Behind the cooing furball awaits the razzing homunculus, so it goes with a Looney Tunes vision in a Disney landscape. The snow-carpeted Everytown that becomes "a major disaster area," beginning with a visit to a Chinatown curio shop run by Keye Luke. The aspiring young cartoonist (Zach Galligan) works at the bank and gets pointers from Chuck Jones, his new pet is a mysterious, saccharine critter, it comes with rules. Fuseli's imp emerges, a whole swarm of them. "Does your father always give you vicious little monsters for a present?" The folksy inventor (Hoyt Axton), the girlfriend with a morbid secret (Phoebe Cates), the avaricious widow (Polly Holliday), the xenophobic neighbor (Dick Miller), the dweeb who fancies himself a capitalist maven (Judge Reinhold), all inhabitants of Joe Dante's marvelously vandalized Americana. (It's a Wonderful Life plays regularly, so does Invasion of the Body Snatchers.) Amblin sweetness is just a beat away from horror, suddenly the suburban kitchen is awash in green splatter after Mom (Frances Lee McCain) negotiates the invaders with orange juicer and microwave oven.

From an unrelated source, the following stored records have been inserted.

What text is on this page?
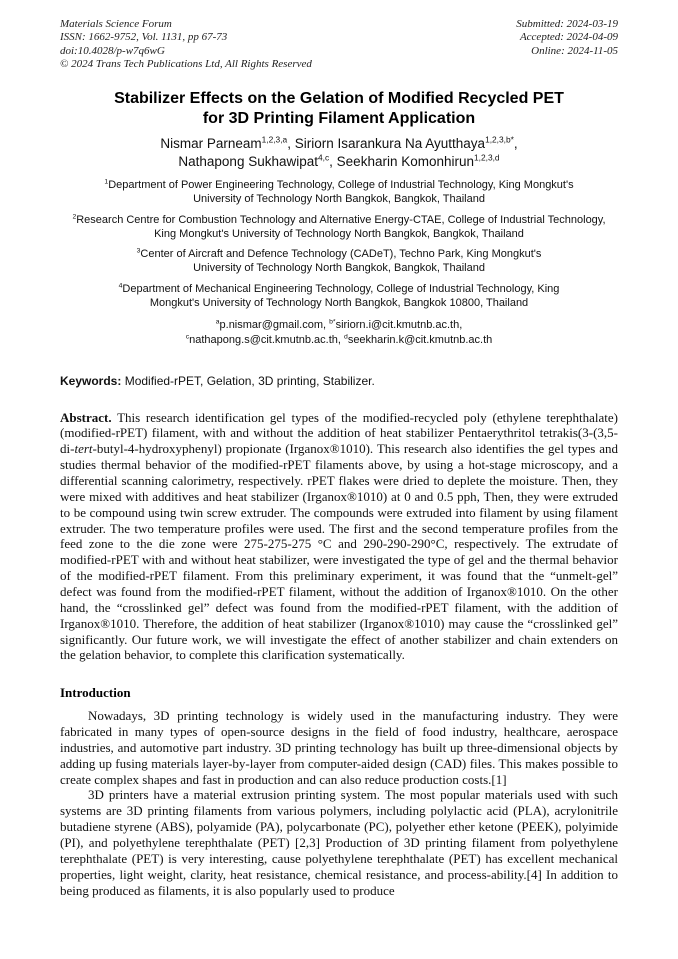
Materials Science Forum
ISSN: 1662-9752, Vol. 1131, pp 67-73
doi:10.4028/p-w7q6wG
© 2024 Trans Tech Publications Ltd, All Rights Reserved
Submitted: 2024-03-19
Accepted: 2024-04-09
Online: 2024-11-05
Stabilizer Effects on the Gelation of Modified Recycled PET
for 3D Printing Filament Application
Nismar Parneam$^{1,2,3,a}$, Siriorn Isarankura Na Ayutthaya$^{1,2,3,b*}$,
Nathapong Sukhawipat$^{4,c}$, Seekharin Komonhirun$^{1,2,3,d}$
$^1$Department of Power Engineering Technology, College of Industrial Technology, King Mongkut's University of Technology North Bangkok, Bangkok, Thailand
$^2$Research Centre for Combustion Technology and Alternative Energy-CTAE, College of Industrial Technology, King Mongkut's University of Technology North Bangkok, Bangkok, Thailand
$^3$Center of Aircraft and Defence Technology (CADeT), Techno Park, King Mongkut's University of Technology North Bangkok, Bangkok, Thailand
$^4$Department of Mechanical Engineering Technology, College of Industrial Technology, King Mongkut's University of Technology North Bangkok, Bangkok 10800, Thailand
$^a$p.nismar@gmail.com, $^{b*}$siriorn.i@cit.kmutnb.ac.th,
$^c$nathapong.s@cit.kmutnb.ac.th, $^d$seekharin.k@cit.kmutnb.ac.th
Keywords: Modified-rPET, Gelation, 3D printing, Stabilizer.
Abstract. This research identification gel types of the modified-recycled poly (ethylene terephthalate) (modified-rPET) filament, with and without the addition of heat stabilizer Pentaerythritol tetrakis(3-(3,5-di-tert-butyl-4-hydroxyphenyl) propionate (Irganox®1010). This research also identifies the gel types and studies thermal behavior of the modified-rPET filaments above, by using a hot-stage microscopy, and a differential scanning calorimetry, respectively. rPET flakes were dried to deplete the moisture. Then, they were mixed with additives and heat stabilizer (Irganox®1010) at 0 and 0.5 pph, Then, they were extruded to be compound using twin screw extruder. The compounds were extruded into filament by using filament extruder. The two temperature profiles were used. The first and the second temperature profiles from the feed zone to the die zone were 275-275-275 °C and 290-290-290°C, respectively. The extrudate of modified-rPET with and without heat stabilizer, were investigated the type of gel and the thermal behavior of the modified-rPET filament. From this preliminary experiment, it was found that the “unmelt-gel” defect was found from the modified-rPET filament, without the addition of Irganox®1010. On the other hand, the “crosslinked gel” defect was found from the modified-rPET filament, with the addition of Irganox®1010. Therefore, the addition of heat stabilizer (Irganox®1010) may cause the “crosslinked gel” significantly. Our future work, we will investigate the effect of another stabilizer and chain extenders on the gelation behavior, to complete this clarification systematically.
Introduction

Nowadays, 3D printing technology is widely used in the manufacturing industry. They were fabricated in many types of open-source designs in the field of food industry, healthcare, aerospace industries, and automotive part industry. 3D printing technology has built up three-dimensional objects by adding up fusing materials layer-by-layer from computer-aided design (CAD) files. This makes possible to create complex shapes and fast in production and can also reduce production costs.[1]

3D printers have a material extrusion printing system. The most popular materials used with such systems are 3D printing filaments from various polymers, including polylactic acid (PLA), acrylonitrile butadiene styrene (ABS), polyamide (PA), polycarbonate (PC), polyether ether ketone (PEEK), polyimide (PI), and polyethylene terephthalate (PET) [2,3] Production of 3D printing filament from polyethylene terephthalate (PET) is very interesting, cause polyethylene terephthalate (PET) has excellent mechanical properties, light weight, clarity, heat resistance, chemical resistance, and process-ability.[4] In addition to being produced as filaments, it is also popularly used to produce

Happy hour at the tavern with beer-guzzling, cigarette-puffing, break-dancing demons, followed by a screening of Snow White and the Seven Dwarfs. Elsewhere, the heroine remembers a certain foul scent from childhood, Santa Claus and the patriarchy dispatched with the same broken neck. "Hey kid, this is Christmas, not Halloween!" Movie theater up in flames, showdown at the department store. A rambunctious puppet jamboree, splendidly gross and malicious. The Asian magus returns at the close and is aghast at how the Yanks have corrupted the cuddly blob: "You teach him to watch television?!" Dante's sequel expands the giddy subversion. With Glynn Turman, Corey Feldman, Scott Brady, Jonathan Banks, Edward Andrews, Jackie Joseph, Belinda Balaski, Harry Carey Jr., William Schallert, and Ken Tobey.